Execute the following statement to view the global index usage:
select * from information_schema.global_indexes where table="tb1"\G
*************************** 1. row ***************************
SCHEMA: testdb
TABLE: tb1
NON_UNIQUE: 1
KEY_NAME: idx_id_$3449
INDEX_NAMES: id
COVERING_NAMES:
INDEX_TYPE: NULL
DB_PARTITION_KEY:
DB_PARTITION_POLICY:
DB_PARTITION_COUNT: NULL
TB_PARTITION_KEY:
TB_PARTITION_POLICY:
TB_PARTITION_COUNT: NULL
STATUS: PUBLIC
SIZE_IN_MB: 10.03
USE_COUNT: 5
LAST_ACCESS_TIME: 2023-06-08 10:06:33
CARDINALITY: 389090
ROW_COUNT: 404508
*************************** 2. row ***************************
SCHEMA: testdb
TABLE: tb1
NON_UNIQUE: 1
KEY_NAME: idx_name_code_$2986
INDEX_NAMES: name, code
COVERING_NAMES: id
INDEX_TYPE: NULL
DB_PARTITION_KEY:
DB_PARTITION_POLICY:
DB_PARTITION_COUNT: NULL
TB_PARTITION_KEY:
TB_PARTITION_POLICY:
TB_PARTITION_COUNT: NULL
STATUS: PUBLIC
SIZE_IN_MB: 0.03
USE_COUNT: 15
LAST_ACCESS_TIME: 2023-06-08 10:10:06
CARDINALITY: -1
ROW_COUNT: 404508
2 rows in set (0.10 sec)
Response parameters
SIZE_IN_MB: the amount of storage space that is occupied by the index.
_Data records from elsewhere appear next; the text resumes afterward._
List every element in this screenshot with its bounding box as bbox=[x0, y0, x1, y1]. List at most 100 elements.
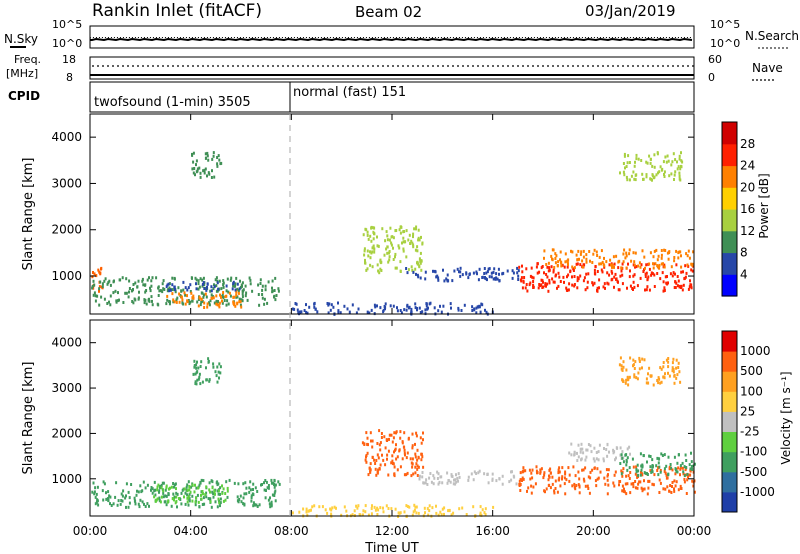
velocity-cell-9 bbox=[668, 374, 671, 378]
velocity-cell-6 bbox=[591, 468, 594, 472]
power-cell-6 bbox=[362, 233, 365, 237]
power-cell-5 bbox=[479, 310, 482, 314]
power-cell-6 bbox=[411, 268, 414, 272]
power-cell-8 bbox=[602, 285, 605, 289]
velocity-cell-8 bbox=[640, 464, 643, 468]
power-cell-4 bbox=[193, 167, 196, 170]
power-cell-2 bbox=[186, 299, 189, 303]
power-cell-9 bbox=[559, 250, 562, 254]
power-cell-10 bbox=[628, 161, 631, 164]
velocity-cell-0 bbox=[114, 495, 117, 499]
power-colorbar-swatch bbox=[722, 165, 737, 188]
velocity-cell-5 bbox=[421, 471, 424, 474]
velocity-cell-9 bbox=[659, 381, 662, 385]
power-cell-1 bbox=[141, 277, 144, 281]
velocity-cell-3 bbox=[405, 504, 408, 508]
velocity-cell-7 bbox=[580, 457, 583, 461]
power-cell-10 bbox=[628, 178, 631, 182]
power-cell-7 bbox=[511, 269, 514, 273]
velocity-cell-5 bbox=[432, 474, 435, 478]
velocity-cell-3 bbox=[443, 506, 446, 510]
velocity-cell-5 bbox=[470, 472, 473, 476]
power-cell-2 bbox=[217, 303, 220, 307]
velocity-cell-4 bbox=[388, 437, 390, 441]
velocity-cell-7 bbox=[570, 442, 573, 446]
velocity-cell-0 bbox=[252, 501, 255, 505]
velocity-cell-4 bbox=[376, 471, 379, 475]
power-cell-2 bbox=[178, 300, 181, 304]
power-cell-6 bbox=[380, 269, 383, 272]
power-cell-1 bbox=[227, 290, 230, 294]
power-cell-5 bbox=[425, 304, 428, 308]
power-cell-7 bbox=[437, 276, 440, 280]
velocity-cell-0 bbox=[110, 504, 113, 507]
velocity-cell-7 bbox=[570, 453, 573, 457]
velocity-cell-4 bbox=[373, 458, 376, 462]
power-cell-9 bbox=[573, 266, 576, 270]
velocity-cell-3 bbox=[291, 511, 294, 515]
power-cell-1 bbox=[94, 294, 97, 298]
power-cell-9 bbox=[624, 256, 627, 260]
power-cell-5 bbox=[484, 308, 486, 312]
power-cell-7 bbox=[494, 277, 497, 281]
velocity-cell-2 bbox=[217, 370, 220, 374]
power-cell-3 bbox=[195, 282, 197, 286]
power-cell-1 bbox=[273, 294, 276, 298]
power-cell-1 bbox=[147, 298, 150, 302]
velocity-cell-4 bbox=[392, 436, 395, 440]
power-cell-1 bbox=[222, 285, 225, 289]
velocity-cell-7 bbox=[608, 450, 610, 454]
power-cell-1 bbox=[125, 277, 128, 281]
velocity-cell-0 bbox=[210, 505, 213, 509]
velocity-cell-4 bbox=[380, 432, 383, 435]
velocity-cell-3 bbox=[484, 513, 487, 517]
power-cell-8 bbox=[582, 279, 585, 283]
power-cell-5 bbox=[299, 310, 301, 314]
power-cell-8 bbox=[682, 283, 685, 287]
power-cell-1 bbox=[92, 279, 95, 283]
velocity-cell-4 bbox=[420, 458, 423, 462]
velocity-cell-0 bbox=[93, 490, 96, 494]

USE_COUNT: the number of times that the index has been used since the GSI_STATISTICS_COLLECTION option was enabled.
LAST_ACCESS_TIME: the time when the index was last used since the GSI_STATISTICS_COLLECTION option was enabled.
CARDINALITY: the cardinality of the index.
ROW_COUNT: the number of rows in the indexed table.